There are also numerous accusations in the discussion threads from copyright holders of CC-NC type images stating they believe Wikia's continued use of them on a commercial site is a copyright violation. Wikia has not responded to this. Though in prior wikia take-overs Wikia has claimed this is not the case and that they have a legal right to use NC images (I believe there is a section in the Wikipedia article on Wikia addressing this complaint in general)
I think it would be more appropriate to say "most of the admins and active members of the community" made the move. Admins can be documented by the historical content of the about pages on both sites. Possibly the active members could be confirmed by the special:statistics pages (not sure if historical info is available there for Camerapedia though). 100% of Camerapedia editors left the site after the take-over (including lbstone). The only active admins last I checked were Wikia staff members. 100% of the ex-Camerapedia admins have either become active on camerawiki as admins or editors, or expressed some level of support (though some have asked that the specific nature of their support remain anonymous, at least for now).

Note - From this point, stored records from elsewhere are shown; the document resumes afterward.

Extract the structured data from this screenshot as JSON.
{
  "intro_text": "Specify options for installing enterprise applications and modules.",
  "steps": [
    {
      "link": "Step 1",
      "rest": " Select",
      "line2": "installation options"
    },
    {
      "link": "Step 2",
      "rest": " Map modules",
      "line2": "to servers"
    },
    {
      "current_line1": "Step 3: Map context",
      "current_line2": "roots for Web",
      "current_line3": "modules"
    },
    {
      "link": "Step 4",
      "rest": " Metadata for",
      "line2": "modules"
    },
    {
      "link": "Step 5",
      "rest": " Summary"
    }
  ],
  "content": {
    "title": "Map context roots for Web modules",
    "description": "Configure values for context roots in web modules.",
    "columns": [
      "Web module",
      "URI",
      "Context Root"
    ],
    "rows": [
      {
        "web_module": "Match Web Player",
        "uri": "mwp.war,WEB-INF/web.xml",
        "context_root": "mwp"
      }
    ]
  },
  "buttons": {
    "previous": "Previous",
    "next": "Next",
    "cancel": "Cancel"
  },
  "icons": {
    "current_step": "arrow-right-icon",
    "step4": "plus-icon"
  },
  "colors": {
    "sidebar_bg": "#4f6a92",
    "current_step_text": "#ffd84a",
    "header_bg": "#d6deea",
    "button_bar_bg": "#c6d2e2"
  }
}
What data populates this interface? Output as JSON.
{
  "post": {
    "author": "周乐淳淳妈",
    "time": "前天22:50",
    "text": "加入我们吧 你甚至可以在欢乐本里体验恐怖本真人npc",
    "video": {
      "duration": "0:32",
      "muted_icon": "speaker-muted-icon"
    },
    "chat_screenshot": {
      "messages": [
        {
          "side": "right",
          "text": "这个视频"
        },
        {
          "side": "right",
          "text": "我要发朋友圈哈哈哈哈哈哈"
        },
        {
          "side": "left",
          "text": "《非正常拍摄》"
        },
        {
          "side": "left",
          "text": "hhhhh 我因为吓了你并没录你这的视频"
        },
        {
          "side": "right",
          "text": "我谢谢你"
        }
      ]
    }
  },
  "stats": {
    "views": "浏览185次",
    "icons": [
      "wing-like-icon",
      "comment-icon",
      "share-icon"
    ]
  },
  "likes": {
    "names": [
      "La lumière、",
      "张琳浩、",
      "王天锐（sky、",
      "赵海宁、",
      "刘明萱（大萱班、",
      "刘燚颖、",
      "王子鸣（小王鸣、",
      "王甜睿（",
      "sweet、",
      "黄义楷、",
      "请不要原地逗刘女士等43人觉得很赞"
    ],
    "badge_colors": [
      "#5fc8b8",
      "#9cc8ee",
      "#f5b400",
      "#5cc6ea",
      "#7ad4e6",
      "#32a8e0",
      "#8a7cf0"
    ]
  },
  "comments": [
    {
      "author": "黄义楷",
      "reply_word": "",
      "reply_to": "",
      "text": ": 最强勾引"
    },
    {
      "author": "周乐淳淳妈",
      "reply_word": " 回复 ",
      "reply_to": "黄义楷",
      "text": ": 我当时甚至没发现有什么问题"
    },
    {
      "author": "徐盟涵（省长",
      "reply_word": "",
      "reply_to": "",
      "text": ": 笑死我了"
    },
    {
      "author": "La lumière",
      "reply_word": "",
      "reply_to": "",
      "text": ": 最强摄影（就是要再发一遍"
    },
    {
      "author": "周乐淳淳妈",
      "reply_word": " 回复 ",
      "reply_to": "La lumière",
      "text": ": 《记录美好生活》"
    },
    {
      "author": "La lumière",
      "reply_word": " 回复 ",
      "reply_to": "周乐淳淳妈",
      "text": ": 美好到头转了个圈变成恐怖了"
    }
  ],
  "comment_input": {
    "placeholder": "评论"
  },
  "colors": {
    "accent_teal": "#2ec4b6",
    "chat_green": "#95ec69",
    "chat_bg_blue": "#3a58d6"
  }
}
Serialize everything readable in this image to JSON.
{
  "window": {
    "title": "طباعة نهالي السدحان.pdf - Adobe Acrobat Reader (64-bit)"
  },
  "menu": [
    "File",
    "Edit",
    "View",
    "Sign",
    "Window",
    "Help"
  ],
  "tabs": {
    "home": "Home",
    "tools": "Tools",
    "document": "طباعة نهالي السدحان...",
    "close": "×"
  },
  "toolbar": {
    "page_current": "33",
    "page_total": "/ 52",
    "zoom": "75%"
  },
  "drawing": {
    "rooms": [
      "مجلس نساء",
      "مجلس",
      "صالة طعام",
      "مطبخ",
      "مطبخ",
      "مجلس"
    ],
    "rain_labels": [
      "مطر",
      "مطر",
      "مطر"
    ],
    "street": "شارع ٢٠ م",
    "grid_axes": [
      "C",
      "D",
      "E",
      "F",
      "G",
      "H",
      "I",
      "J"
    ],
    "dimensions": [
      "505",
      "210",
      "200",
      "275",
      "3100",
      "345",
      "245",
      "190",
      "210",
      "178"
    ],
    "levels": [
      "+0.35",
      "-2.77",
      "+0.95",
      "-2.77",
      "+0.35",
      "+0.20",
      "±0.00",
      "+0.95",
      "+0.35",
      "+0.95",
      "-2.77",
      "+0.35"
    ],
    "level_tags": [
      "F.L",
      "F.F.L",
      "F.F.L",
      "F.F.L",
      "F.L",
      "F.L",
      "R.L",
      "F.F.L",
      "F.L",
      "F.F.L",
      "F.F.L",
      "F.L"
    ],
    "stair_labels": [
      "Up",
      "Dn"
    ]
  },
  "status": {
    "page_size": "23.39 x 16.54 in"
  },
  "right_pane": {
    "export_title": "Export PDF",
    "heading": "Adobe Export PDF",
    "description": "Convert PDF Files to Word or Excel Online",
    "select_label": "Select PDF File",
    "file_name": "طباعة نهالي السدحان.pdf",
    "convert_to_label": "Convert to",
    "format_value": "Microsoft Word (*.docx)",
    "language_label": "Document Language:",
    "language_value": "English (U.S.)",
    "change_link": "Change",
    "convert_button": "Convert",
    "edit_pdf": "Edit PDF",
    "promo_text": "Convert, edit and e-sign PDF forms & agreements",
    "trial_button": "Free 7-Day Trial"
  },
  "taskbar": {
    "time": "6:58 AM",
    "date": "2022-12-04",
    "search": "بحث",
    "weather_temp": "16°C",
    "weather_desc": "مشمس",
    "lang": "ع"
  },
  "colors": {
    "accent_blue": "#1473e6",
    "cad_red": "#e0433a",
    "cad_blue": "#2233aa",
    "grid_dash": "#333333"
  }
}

Also you can quantify the community assertion through the number of flickr users who either abandoned the flickr Camerapedia group and moved to the flickr camerawiki group (in this case, the word "active" is definitely needed as there are around 2000 members of the camerapedia group who donated images and never made the move, many are not even active flickr accounts anymore). The flickr Camerapedia group lost close to 1/3(?) it's content. We gained all they lost plus that of a number of users who have not yet removed their content from the camerapedia group but may in the future (e.g. rebollo_fr's 5,000 images). Percentage wise (approximately) 15% of flickr users made the move but 85% of photos did. Further, both pages have statistics available. The number of members and photos in the camerapedia group appears to be declining while the member and photo counts in the camerawiki group are growing at a slow but steady pace. So the reasoning is that the 15% were the active flickr users who are ongoing contributors of photos. One other point worth making is that while the flickr camerawiki group is actively being used as source of photos for camera-wiki.org, Wikia now appears to have abandoned the flickr camerapedia group altogether, instead relying only on uploaded images from new wikia users.
Regarding the skin, I'd change that to say the wikia skin broke the layout of camerapedia's pages, which were designed for a width larger than allowed in Wikia's skin. The narrowed width forced wrapping of images and text in places it was not intended, in some cases harmless but in others rendering the pages incomprehensible (photos of the wrong camera appearing next to descriptive text for example). Wikia staff have made to changes to fix these problems on some pages. It should be possible to confirm this from the wikia changes log and history. Whether it's ugly is subjective but the layout problems should be easy to document.
If I can get time, I'll try to track down the direct links for some of this stuff, but if anyone else can do it first, please do.